Erdoğan,  Demirtaş’ın tutuklanma kararını böyle üstlendi: “AİHM kararı bizi bağlamaz, karşı hamlemizi yapar, işi bitiririz!”

Avrupa İnsan Hakları Mahkemesi, tutuklu HDP eski eş başkanı Selahattin Demirtaş’la ilgili karar verdi. Bu kararda, Demirtaş’ın tutukluluğunun  “özgürlük ve güvenlik hakkı”, “makul bir süre içinde yargılanma ya da yargılama süresince serbest bırakılma hakkı” ile “serbest seçim hakkı”nın ihlal edildiği belirtiliyor. Demirtaş’ın yeni bir delil ya da gerekçe yok ise salıverilmesi gerektiği ifade ediliyor. Ayrıca, Avrupa İnsan Hakları Sözleşmesi’nin 18. Maddesi’nin de Türkiye tarafından ihlal edildiğine de karar verilmiş durumda. 18. Madde, hak ve özgürlüklere getirilen sınırlamaların ancak sözleşmede öngörülen amaçlar için uygulanabileceğini öngören bir madde. Bu maddenin ihlal edildiğine dair verilen karar, Demirtaş’ın siyasi gerekçelerle tutuklandığına işaret ediyor. 

Ancak AİHM kararına gerek kalmadan Erdoğan yaptığı açıklama ile Demirtaş’ın siyaseten içeride tutulduğunu bir kez daha kanıtladı. Basının konuyla ilgili sorusuna verdiği cevap şöyle: “AİHM’in verdiği kararlar bizi bağlamaz. Biz karşı hamlemizi yapar, işi bitiririz.” Birincisi, hukuken AİHM kararları ve benzeri uluslararası sözleşmeler bağlayıcı niteliktedir. Erdoğan’ın bizi bağlamaz demesinin bir hükmü yoktur. Ancak daha önemlisi şudur: Bugüne kadar Demirtaş ile ilgili “yargı kararıdır” diyerek topu mahkemelere atarken birden 180 derece dönmüş ve “biz karşı hamlemizi yapar, işi bitiririz” diyerek sürecin yürütücüsünün yargı değil kendisi olduğunu itiraf etmiştir. Bu aşamadan sonra gerçekten AİHM kararına gerek de kalmamıştır. Demirtaş’ın tutukluluğunun Erdoğan’ın ve iktidarının tasarrufu olduğu apaçık ortadadır. 
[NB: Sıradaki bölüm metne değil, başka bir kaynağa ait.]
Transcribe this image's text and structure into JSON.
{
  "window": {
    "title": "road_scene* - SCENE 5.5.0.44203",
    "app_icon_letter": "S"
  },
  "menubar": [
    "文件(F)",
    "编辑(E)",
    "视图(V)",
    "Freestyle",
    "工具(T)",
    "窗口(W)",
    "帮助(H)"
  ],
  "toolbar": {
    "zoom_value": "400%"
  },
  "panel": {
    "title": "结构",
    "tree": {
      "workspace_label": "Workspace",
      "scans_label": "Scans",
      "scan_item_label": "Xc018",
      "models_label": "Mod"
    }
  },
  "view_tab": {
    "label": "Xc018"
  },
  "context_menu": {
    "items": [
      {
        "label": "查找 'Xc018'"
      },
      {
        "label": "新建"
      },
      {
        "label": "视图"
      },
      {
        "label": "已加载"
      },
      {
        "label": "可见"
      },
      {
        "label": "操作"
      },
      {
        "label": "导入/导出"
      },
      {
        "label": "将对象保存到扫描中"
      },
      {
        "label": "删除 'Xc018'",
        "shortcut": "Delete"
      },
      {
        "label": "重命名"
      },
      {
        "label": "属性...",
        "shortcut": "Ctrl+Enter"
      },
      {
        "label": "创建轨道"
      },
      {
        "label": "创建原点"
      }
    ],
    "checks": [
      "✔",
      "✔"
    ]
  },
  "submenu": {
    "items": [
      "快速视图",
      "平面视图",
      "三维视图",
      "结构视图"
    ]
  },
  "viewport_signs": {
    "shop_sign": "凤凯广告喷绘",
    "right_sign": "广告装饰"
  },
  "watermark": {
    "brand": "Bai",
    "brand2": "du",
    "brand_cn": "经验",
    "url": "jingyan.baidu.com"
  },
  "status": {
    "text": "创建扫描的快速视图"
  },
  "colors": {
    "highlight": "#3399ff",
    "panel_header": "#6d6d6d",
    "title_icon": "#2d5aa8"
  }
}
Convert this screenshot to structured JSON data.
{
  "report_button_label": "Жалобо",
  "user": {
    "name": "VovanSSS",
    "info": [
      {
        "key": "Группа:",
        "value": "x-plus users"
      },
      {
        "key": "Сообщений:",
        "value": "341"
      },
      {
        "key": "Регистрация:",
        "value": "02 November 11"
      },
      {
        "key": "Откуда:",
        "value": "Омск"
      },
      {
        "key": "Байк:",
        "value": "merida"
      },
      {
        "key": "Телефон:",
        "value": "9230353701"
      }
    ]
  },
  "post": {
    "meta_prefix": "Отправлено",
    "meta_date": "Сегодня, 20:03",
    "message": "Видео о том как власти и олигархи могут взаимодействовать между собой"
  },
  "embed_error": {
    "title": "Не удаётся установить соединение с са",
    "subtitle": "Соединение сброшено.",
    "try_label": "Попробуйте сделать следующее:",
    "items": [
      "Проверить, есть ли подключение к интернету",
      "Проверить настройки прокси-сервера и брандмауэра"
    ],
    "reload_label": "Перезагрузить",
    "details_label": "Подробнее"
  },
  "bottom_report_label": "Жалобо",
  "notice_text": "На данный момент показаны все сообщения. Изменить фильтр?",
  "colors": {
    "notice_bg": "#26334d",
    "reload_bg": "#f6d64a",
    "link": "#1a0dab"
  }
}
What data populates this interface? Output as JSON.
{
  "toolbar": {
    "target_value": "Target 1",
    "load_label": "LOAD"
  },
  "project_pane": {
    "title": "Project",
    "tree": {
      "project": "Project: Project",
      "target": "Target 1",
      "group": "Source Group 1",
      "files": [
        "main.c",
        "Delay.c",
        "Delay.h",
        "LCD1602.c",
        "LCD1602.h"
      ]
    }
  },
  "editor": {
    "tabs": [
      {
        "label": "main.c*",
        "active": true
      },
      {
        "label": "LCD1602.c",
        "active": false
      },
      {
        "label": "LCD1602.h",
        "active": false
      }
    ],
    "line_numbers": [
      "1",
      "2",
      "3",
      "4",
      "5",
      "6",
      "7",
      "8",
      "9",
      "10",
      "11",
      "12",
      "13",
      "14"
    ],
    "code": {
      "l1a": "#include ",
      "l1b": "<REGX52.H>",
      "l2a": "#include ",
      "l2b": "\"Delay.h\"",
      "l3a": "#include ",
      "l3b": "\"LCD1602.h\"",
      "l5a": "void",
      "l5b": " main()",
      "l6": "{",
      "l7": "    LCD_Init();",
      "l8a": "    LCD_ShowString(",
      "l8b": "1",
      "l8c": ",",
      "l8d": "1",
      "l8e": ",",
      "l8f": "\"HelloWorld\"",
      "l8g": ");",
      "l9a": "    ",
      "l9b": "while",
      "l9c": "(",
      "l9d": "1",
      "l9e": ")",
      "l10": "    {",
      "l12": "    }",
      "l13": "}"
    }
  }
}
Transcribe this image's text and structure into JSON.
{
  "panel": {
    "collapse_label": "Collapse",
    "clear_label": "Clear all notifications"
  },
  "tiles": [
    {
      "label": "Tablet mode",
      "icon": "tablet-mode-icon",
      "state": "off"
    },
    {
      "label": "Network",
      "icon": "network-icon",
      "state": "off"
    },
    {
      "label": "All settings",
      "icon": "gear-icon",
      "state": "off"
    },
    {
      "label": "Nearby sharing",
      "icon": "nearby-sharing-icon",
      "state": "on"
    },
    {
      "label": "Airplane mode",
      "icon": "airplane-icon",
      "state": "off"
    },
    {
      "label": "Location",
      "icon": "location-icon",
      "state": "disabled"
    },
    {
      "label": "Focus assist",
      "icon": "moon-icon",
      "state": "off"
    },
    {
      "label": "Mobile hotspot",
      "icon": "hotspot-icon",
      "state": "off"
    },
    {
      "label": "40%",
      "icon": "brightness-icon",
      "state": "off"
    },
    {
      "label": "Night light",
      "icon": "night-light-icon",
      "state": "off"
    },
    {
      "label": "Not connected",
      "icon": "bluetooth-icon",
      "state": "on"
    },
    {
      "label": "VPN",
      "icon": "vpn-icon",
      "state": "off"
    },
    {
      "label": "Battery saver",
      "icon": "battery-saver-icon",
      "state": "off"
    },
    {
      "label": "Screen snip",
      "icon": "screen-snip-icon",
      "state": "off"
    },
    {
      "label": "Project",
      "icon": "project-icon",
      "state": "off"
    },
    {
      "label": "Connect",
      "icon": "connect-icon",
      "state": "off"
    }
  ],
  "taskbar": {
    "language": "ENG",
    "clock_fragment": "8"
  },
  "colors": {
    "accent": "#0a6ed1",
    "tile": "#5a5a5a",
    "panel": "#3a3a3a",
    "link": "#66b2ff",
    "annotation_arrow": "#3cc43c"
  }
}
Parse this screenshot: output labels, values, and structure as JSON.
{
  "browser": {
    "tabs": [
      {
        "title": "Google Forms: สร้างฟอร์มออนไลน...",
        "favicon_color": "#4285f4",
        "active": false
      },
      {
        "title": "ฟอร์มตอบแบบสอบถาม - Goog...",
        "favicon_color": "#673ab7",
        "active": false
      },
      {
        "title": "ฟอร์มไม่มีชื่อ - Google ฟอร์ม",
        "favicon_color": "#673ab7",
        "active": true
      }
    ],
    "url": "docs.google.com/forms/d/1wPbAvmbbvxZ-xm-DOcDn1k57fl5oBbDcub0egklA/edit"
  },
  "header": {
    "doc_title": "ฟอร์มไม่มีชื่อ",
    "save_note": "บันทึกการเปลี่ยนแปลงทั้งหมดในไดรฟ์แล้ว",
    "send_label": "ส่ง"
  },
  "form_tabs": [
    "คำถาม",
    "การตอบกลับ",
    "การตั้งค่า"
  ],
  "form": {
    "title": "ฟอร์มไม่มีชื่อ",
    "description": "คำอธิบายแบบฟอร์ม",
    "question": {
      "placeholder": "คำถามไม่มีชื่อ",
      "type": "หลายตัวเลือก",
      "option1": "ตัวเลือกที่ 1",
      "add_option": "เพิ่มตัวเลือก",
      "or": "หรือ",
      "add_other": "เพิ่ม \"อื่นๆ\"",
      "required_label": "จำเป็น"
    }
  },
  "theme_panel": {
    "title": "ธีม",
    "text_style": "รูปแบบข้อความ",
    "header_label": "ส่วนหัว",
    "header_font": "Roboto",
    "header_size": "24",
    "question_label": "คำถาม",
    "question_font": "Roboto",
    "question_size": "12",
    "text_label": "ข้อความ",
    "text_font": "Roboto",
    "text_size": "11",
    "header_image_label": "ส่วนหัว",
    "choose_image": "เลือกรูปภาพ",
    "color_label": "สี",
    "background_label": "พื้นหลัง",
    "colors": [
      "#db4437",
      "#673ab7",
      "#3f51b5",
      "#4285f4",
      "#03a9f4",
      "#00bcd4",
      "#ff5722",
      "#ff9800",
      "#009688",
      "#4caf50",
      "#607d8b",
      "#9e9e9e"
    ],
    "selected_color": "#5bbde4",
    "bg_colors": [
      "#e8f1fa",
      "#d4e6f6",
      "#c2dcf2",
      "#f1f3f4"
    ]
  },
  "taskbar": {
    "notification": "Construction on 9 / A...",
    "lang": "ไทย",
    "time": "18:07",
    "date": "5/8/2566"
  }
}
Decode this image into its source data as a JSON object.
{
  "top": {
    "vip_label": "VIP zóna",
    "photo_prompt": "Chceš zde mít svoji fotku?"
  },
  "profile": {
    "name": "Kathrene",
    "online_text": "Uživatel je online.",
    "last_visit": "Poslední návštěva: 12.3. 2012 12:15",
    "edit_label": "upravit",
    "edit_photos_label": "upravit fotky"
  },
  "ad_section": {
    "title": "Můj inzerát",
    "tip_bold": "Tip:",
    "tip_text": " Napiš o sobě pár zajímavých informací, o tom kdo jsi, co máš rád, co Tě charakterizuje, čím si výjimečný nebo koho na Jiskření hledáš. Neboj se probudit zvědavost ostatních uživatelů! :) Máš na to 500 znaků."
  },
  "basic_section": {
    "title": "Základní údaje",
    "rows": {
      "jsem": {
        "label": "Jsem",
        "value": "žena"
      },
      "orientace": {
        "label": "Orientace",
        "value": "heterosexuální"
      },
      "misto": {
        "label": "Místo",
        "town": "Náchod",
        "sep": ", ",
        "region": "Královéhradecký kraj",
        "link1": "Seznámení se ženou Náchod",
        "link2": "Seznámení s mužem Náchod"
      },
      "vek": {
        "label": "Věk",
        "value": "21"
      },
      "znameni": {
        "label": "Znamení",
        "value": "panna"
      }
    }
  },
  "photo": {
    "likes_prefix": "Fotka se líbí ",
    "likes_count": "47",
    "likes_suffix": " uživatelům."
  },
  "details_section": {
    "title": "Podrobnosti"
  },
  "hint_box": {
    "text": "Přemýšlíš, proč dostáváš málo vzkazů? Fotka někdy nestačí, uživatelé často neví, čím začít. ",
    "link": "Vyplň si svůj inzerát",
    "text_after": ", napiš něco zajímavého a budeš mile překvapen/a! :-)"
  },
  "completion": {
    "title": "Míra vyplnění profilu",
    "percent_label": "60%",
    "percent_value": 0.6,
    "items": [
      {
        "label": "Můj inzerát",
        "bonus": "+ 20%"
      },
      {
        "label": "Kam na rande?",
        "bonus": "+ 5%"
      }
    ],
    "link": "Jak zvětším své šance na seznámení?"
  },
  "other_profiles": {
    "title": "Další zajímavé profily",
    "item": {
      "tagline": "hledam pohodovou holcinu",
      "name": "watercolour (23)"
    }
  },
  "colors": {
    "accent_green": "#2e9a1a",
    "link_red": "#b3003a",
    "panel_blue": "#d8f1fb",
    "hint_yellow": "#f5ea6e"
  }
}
Bundan sonra tutukluluk kararı gibi Demirtaş’ın salıverilmesi ile ilgili karar da mahkeme tarafından değil Erdoğan tarafından alınacak demektir. Fiili durum böyle olsa da Erdoğan’ın sözleri ne yasaldır ne de meşru! Açık bir anayasa ihlalidir. Dahası bugün Demirtaş’a karşı siyasi bir araç olarak kullanılan tutuklamanın bundan sonra da aynı şekilde kullanılacağına dair bir irade beyanıdır.

Erdoğan bu çıkışıyla Avrupa emperyalizmine değil Türkiye halkına meydan okumaktadır. AİHM kararına “bizi bağlamaz” diyen Erdoğan için, Avro’nun ve İngiliz Sterlini’nin ne kadar bağlayıcı olduğunu geçtiğimiz aylar içinde çok açık şekilde gördük. Aynı şey Avrupa için de geçerlidir. Avrupa emperyalizmi için Türkiye’deki demokrasi ve insan haklarının, göçmen akınını engellemenin ve Türkiye aracılığı ile Ortadoğu’daki emperyalist çıkarların savunulmasının yanında en ufak bir değeri yoktur. Bu karar Avrupa için pazarlık masasındaki bir kozdan öte anlam taşımaz.

Demirtaş’ın özgürlüğü öncelikle milyonlarca seçmeni için ama aynı zamanda tüm Türkiye halkı için keyfi yönetime dayanan istibdad rejimine karşı bir hürriyet meselesidir. Çiğnenen anayasa Avrupa'nın değil Türkiye'nin anayasasıdır.